I will have to let go of some of my research avenues, so that the others might actually lead somewhere. I need to focus on the ones where I'm most likely to make a difference to the world over the course of a longer stretch of my career. It takes courage to adopt a longer-term view. I will need to care less about covering my backside on short-term “impact” or “track record” issues. In caring less, I will likely trade away short-term productivity for the potential longer-term... so will probably close myself off from future rolls of the dice. I therefore need to make sure that my long-term plan can actually deliver.

I will need to be more ruthless in protecting time for the things that are important, and organising my so-called (work) life a bit more selfishly around what works for me. If I do this right, I will sadly be a less generous colleague who more often does a poor job of certain less important things. This brings an emotional cost; I enjoy doing a good job of things, even the unimportant ones, and am averse to disappointing people.

Another way to see that is that I need to choose the strategically better flavour of disappointment, and get used to it. I have repeatedly let my mind and schedule become overwhelmed by admin, teaching, marking, service, and making myself available to others.
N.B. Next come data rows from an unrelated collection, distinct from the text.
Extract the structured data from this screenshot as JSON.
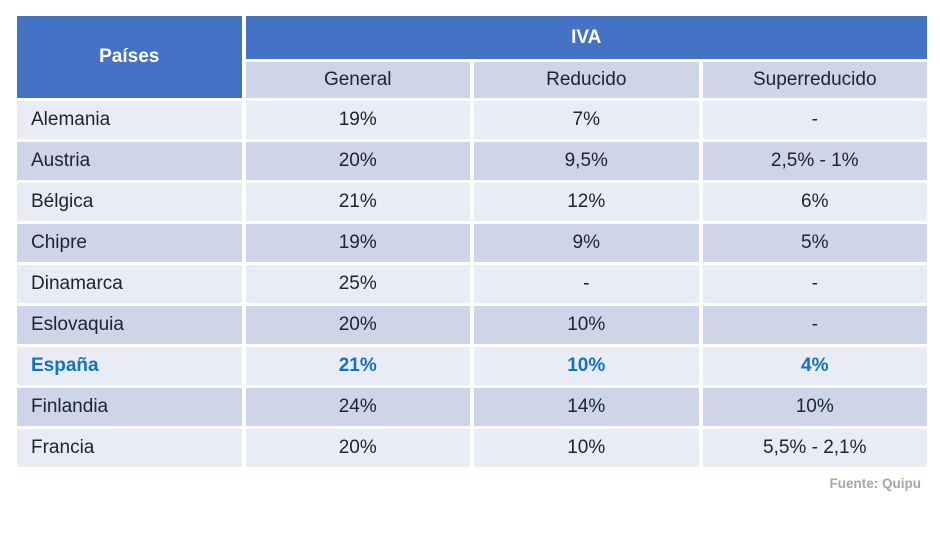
{
  "chart_data": {
    "type": "table",
    "header": {
      "countries_label": "Países",
      "group_label": "IVA",
      "subcolumns": [
        "General",
        "Reducido",
        "Superreducido"
      ]
    },
    "rows": [
      {
        "country": "Alemania",
        "general": "19%",
        "reducido": "7%",
        "superreducido": "-"
      },
      {
        "country": "Austria",
        "general": "20%",
        "reducido": "9,5%",
        "superreducido": "2,5% - 1%"
      },
      {
        "country": "Bélgica",
        "general": "21%",
        "reducido": "12%",
        "superreducido": "6%"
      },
      {
        "country": "Chipre",
        "general": "19%",
        "reducido": "9%",
        "superreducido": "5%"
      },
      {
        "country": "Dinamarca",
        "general": "25%",
        "reducido": "-",
        "superreducido": "-"
      },
      {
        "country": "Eslovaquia",
        "general": "20%",
        "reducido": "10%",
        "superreducido": "-"
      },
      {
        "country": "España",
        "general": "21%",
        "reducido": "10%",
        "superreducido": "4%",
        "highlighted": true
      },
      {
        "country": "Finlandia",
        "general": "24%",
        "reducido": "14%",
        "superreducido": "10%"
      },
      {
        "country": "Francia",
        "general": "20%",
        "reducido": "10%",
        "superreducido": "5,5% - 2,1%"
      }
    ],
    "source_note": "Fuente: Quipu",
    "layout": {
      "highlighted_row": "España",
      "alternating_rows": true,
      "legend_position": "none",
      "grid": "white-gaps"
    }
  },
  "colors": {
    "header_blue": "#4472C4",
    "header_text": "#FFFFFF",
    "row_light": "#EAECF5",
    "row_dark": "#CED5E8",
    "subheader_bg": "#CED5E8",
    "body_text": "#20242E",
    "highlight_text": "#1173BA",
    "source_text": "#A3A6B0",
    "background": "#FFFFFF"
  }
}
That's not a statement of how generous I am, but of how limited my capacity for those things really is. Recently it has become self-defeating, and I've been disappointing myself and others in what really matters—research very much included. It's been a downward spiral that has limited my ability to function in general. The lesson seems to be that in this job you need to declare bankruptcy early. Bad feeling is guaranteed in some form or other. I need to do what is in my own interests, and be hard-nosed about that.

“Nose of steel” is not one my attributes. And more generally, although I consider myself a natural “classic” academic, I'm still not entirely convinced that modern academia really is where my vocation lies, or should lie. I am especially resistant to shaping myself into the mould of “fundraiser–manager”—increasingly the presumed template for “science” academics, in the eyes of universities and funders and governments. Although it might make sense in bench sciences, it is a poor fit both for the work I do and for me personally.

Despite all that, the academic role is emphatically not one thing, to the point that generalisations quickly get annoying. The regrettable “winners and losers” political set-up amplifies even more the extent to which the “same job” can be radically different for different people and situations. It also means that change is possible. It seems worth one more roll.